А аш-Шалмагани пришел в глубокое уныние. Он явился в приемную хаджиба Хамида и стал жаловаться ему на свои невзгоды. Они оба жаловались друг другу и все время говорили: “Он замышляет сначала убить аль-Мухассина, а потом и нас всех до единого. О люди! Вы видите, до чего может дойти человек?”

А Хамид после этого покинул собрание и отправил аль-Мухассина в тюрьму, а потом призвал своего хаджиба и спросил его, где аш-Шалмагани. “У меня”, — ответил тот. “А что он говорит?” — спросил Хамид. “Ничего”, — ответил хаджиб. Хамид промолчал, устыдившись, а потом велел позвать аш-Шалмагани.

Когда тот пришел, Хамид сказал ему: “Абу Джафар, разве мое отношение к тебе дает тебе право проявлять такую преданность моим врагам и покидать приемную, видя, что я собираюсь подвергнуть их наказанию?” Он ответил: “Чего вазир хочет, судить по справедливости или просто заставлять меня одобрять его действия?” — “Я выслушаю и буду судить по справедливости”.

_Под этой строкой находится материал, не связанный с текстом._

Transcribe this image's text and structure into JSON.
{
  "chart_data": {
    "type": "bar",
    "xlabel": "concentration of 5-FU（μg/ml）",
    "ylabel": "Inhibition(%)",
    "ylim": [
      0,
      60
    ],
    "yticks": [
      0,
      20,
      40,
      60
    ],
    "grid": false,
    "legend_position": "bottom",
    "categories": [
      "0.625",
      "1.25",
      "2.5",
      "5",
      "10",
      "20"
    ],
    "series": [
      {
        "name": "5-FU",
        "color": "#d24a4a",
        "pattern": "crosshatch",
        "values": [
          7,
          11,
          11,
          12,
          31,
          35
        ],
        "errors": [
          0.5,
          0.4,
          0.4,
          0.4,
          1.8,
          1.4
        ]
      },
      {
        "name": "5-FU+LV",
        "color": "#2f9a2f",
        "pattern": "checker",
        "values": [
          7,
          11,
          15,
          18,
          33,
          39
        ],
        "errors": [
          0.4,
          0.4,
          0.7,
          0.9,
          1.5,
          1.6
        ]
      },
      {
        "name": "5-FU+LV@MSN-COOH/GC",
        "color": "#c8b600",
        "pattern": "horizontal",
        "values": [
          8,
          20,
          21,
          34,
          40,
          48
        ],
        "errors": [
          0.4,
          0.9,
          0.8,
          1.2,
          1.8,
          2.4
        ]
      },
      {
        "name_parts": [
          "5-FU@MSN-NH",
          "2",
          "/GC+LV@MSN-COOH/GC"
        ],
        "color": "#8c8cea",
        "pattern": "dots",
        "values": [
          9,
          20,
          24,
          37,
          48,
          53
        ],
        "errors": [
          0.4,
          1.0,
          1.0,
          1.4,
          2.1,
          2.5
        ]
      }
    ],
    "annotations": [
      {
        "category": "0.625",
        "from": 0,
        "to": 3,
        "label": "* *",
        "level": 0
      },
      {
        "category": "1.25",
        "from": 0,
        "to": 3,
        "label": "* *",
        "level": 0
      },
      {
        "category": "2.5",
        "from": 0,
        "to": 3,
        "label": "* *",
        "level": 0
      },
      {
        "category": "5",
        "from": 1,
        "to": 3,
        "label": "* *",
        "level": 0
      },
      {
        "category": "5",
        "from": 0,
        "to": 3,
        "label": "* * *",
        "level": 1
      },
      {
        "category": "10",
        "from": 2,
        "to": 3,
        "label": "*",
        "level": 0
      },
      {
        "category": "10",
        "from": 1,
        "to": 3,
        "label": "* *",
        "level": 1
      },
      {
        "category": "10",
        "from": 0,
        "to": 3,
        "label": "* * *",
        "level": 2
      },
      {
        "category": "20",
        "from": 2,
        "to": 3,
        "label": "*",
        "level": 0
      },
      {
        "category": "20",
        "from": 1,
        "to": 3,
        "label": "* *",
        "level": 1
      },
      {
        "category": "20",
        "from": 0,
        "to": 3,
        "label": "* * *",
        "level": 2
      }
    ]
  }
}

Абу Джафар сказал: “Вазир, вот человек, о котором я тебя просил. Представь себе, что он торговец овощами, а не сын вазира, чье положение в прошлом тебе известно. И в этом случае тебе бы не пристало отказывать мне в моей просьбе о нем, а даже отказав, ты не стал бы заставлять меня сидеть и смотреть, как ты расправляешься с человеком, за которого я вступался. Кроме того, тебе известно, что судьба изменчива и твой поступок может повлечь за собой тяжкие последствия, да убережет тебя Аллах от них! Что плохого было бы для тебя в том, что, вымолив у тебя прощение им, я был бы в безопасности, не страшась того, что они станут угрожать моему благополучию и скажут: „Он обманул нас и не заступился за нас. Если бы он относился к нам по-дружески, вазир, который с ним так близок, не отказал бы ему и сам он не стал бы сидеть и смотреть, как нас бьют, не иначе как вымещая на нас свою злобу". Да и что может быть лучше для тебя, чем хорошее мнение о твоих приближенных и близких друзьях, которых считали бы добрыми и ненавидящими зло, чтобы люди говорили: „Если бы он не был хорошим человеком, он бы не окружил себя хорошими людьми. Этот поступок он, наверное, совершил под влиянием гнева и нужды в деньгах, а вообще-то он добрый, и это в нем главное, — вместо того, чтоб говорить: — Он сам дурной человек, вот и собрал вокруг себя дурных людей". Знай, что, уходя от тебя, я думал, что ты меня погубишь. Я понимал, что нарушил правила поведения, и не знал только, как скоро на меня обрушится кара. Но я сказал себе: „Я буду поступать по справедливости, как мне подсказывают здравый смысл и мудрость, даже если мне придется за это пострадать. Если мне удастся избежать расплаты, это произойдет по милости Аллаха, а если я погибну, Аллах меня спасет"”.